The Post-Investment “Work Product”

Written by
Sam Huleatt
Date published
January 6, 2024

Have A Plan to Unlock Your Next Funding Round

One of the mistakes I made with my first venture-backed company, Workstreamer, was not having a specific plan of what we’d accomplish between funding rounds. Directionally we wanted “traction”, but I didn’t have a good sense of what traction meant, or how to convey it properly to investors.

What I failed to appreciate then is the importance of:

  1. understanding what it takes to “unlock” the next round of funding
  2. being able to articulate the “work product” you have accomplished with current funding

As an investor, I’ve seen that top founders, tend to devise work product plans by working backwards: they identify the key milestones and proof points that will need to be “true” in order to secure more funding. Top founders can also succinctly explain what experiments they have run, what lessons they have learned, and what key business areas they are actively de-risking. From an investors perspective, this inspires confidence that investment dollars are being allocated efficiently.

Milestones That Unlock Funding Rounds

Caveat; there are no hard and fast rules on what metrics magically guarantee a round of funding.

There is no one specific metric that determines whether or not you’ll raise capital. Instead, your specific goal posts will be nuanced and dependent on the market, the ability to sell the vision, team strength and assembling proof points that convey momentum. At pre-seed, some founders perversely learn it’s easier to raise on the story, than on the actual metrics.

That said, as founder, it’s your job to triangulate into what key milestones (and narratives) need to be true to get to a next round.

Here’s Martin Tobias of Incisive Venture talking about this exact concept (start 00:16:22)

A failure to account for future milestones is a frequent blocker to fundraising. As an angel it’s an immediate red flag if a founder is raising the wrong amount of money. As an example, many founders believe it’s easier to raise less money, so they pick what sounds like a small, reasonable amount: say $250,000. The problem is that investors know 99% of businesses will not be able to prove much, if anything, with only $250k.

Types of Proof Points

Frank Rotman of QED, has a great tweet on three risk types founders should consider when fundraising.

  1. Tangible Proof
    • Backward looking:
      • What metrics were hit? Is value creation accelerating?
  2. Forecasted Proof
    • Forward Looking
      • What data points (or plan) can provide existing investors with confidence that in 6-10 months the company will have improved its position such that new investors will be excited to lead a new round at a higher valuation?
  3. Proof Relative To Price
    • Has the startup de-risked enough relative to its valuation?
      • Investors are also concerned with the price they pay for a deal. Maybe your metrics are off the charts, but trying to raise a $30 or $40MM pre at seed, will narrow the aperture of investors willing to take an expensive risk, or receive less ownership than desired.

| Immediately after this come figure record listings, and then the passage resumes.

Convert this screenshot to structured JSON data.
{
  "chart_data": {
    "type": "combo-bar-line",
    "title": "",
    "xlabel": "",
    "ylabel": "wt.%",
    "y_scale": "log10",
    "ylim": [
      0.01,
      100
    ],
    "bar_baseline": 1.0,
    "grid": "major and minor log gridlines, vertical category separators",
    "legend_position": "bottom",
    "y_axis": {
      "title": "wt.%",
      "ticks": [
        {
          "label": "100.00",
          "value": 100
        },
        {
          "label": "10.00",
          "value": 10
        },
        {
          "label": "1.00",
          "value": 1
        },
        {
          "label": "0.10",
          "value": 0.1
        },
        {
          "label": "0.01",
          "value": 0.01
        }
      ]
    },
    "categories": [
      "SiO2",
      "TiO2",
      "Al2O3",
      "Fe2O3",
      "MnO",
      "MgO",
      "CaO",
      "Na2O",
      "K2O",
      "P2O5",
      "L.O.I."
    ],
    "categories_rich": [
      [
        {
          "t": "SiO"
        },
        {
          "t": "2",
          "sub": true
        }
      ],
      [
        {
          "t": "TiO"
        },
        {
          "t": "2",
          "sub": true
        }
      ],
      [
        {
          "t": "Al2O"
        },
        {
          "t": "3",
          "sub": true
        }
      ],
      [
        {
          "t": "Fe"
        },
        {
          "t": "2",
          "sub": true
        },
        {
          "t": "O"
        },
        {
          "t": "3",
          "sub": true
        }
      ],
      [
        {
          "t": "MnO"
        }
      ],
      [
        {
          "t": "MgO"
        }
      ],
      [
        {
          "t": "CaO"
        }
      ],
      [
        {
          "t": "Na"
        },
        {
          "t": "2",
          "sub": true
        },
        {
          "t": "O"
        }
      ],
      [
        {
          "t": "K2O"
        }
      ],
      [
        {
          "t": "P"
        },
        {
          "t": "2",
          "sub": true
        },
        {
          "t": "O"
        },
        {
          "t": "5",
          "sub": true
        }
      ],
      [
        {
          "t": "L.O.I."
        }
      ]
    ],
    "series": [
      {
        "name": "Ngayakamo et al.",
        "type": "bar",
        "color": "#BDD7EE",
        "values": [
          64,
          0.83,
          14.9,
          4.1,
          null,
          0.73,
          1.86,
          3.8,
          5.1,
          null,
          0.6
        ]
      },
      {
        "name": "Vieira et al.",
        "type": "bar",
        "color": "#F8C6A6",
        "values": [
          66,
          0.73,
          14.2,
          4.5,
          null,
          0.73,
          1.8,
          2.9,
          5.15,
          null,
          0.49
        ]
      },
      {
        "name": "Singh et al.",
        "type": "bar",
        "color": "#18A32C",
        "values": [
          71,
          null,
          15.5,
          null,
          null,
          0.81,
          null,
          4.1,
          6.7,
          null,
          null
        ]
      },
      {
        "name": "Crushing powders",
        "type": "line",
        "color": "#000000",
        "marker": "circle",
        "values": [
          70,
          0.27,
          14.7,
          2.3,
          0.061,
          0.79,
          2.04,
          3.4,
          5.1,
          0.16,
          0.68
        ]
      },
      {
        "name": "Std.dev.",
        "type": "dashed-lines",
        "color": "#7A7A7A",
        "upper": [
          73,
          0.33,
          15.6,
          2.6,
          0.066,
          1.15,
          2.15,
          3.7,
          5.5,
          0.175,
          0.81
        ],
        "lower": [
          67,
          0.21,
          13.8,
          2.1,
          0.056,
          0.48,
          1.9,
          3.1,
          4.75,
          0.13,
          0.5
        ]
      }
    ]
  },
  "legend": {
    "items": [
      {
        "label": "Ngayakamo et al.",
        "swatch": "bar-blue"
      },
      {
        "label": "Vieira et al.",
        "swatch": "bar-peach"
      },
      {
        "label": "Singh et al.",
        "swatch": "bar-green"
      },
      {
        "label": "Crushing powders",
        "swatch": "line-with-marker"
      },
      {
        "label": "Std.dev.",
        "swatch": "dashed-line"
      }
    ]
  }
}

Articulating Your Work Product to Investors

There is a great VC metaphor that venture capital is like poker, in that each time an investors flips over a new card, they learn bit more about that particular hand (i.e., they learn a bit more about your company’s potential). The problem is that each flip costs the investor money. Investors are constantly weighing probabilities: “is it worth the money to flip over one more card?”

Taken from this perspective, you can appreciate how a founder who clearly articulates what was accomplished with the last card flip — and what could be accomplished with one more — stands a much better chance of raising a new round, versus a founder who can only speak to subjective data points, like traction. VC’s want to know:

  • what has been learned?
  • for how much money?
  • and how quickly was it learned?

Many founders know what they’ve accomplished, but struggle, or forget, to share those learning in a way that resonates with investors. It reminds me of my algebra teacher who always reminded the class: “show your work!”

When in Doubt, De-Risk Existential Threats First

Keith Rabois is a proponent of having founders work on the hardest business challenges first, i.e., focusing on the existential threats.

As a first time founder I often found myself getting caught in the trap of doing urgent, but not necessarily mission-critical work. As founders there are a million things we could be doing that seem important like website copy, attending an investor meeting, or talking to a potential hire. However, founders should really ONLY be focused on the few crucial things that are make, or break for the company. The more easily you can show investors what you’ve de-risked with their prior investment, the more likely they will give you more money.

Raising a new round of capital is never easy, but you can reduce process friction by knowing how investors will evaluate your progress and working backwards to create a sounds plan of attack.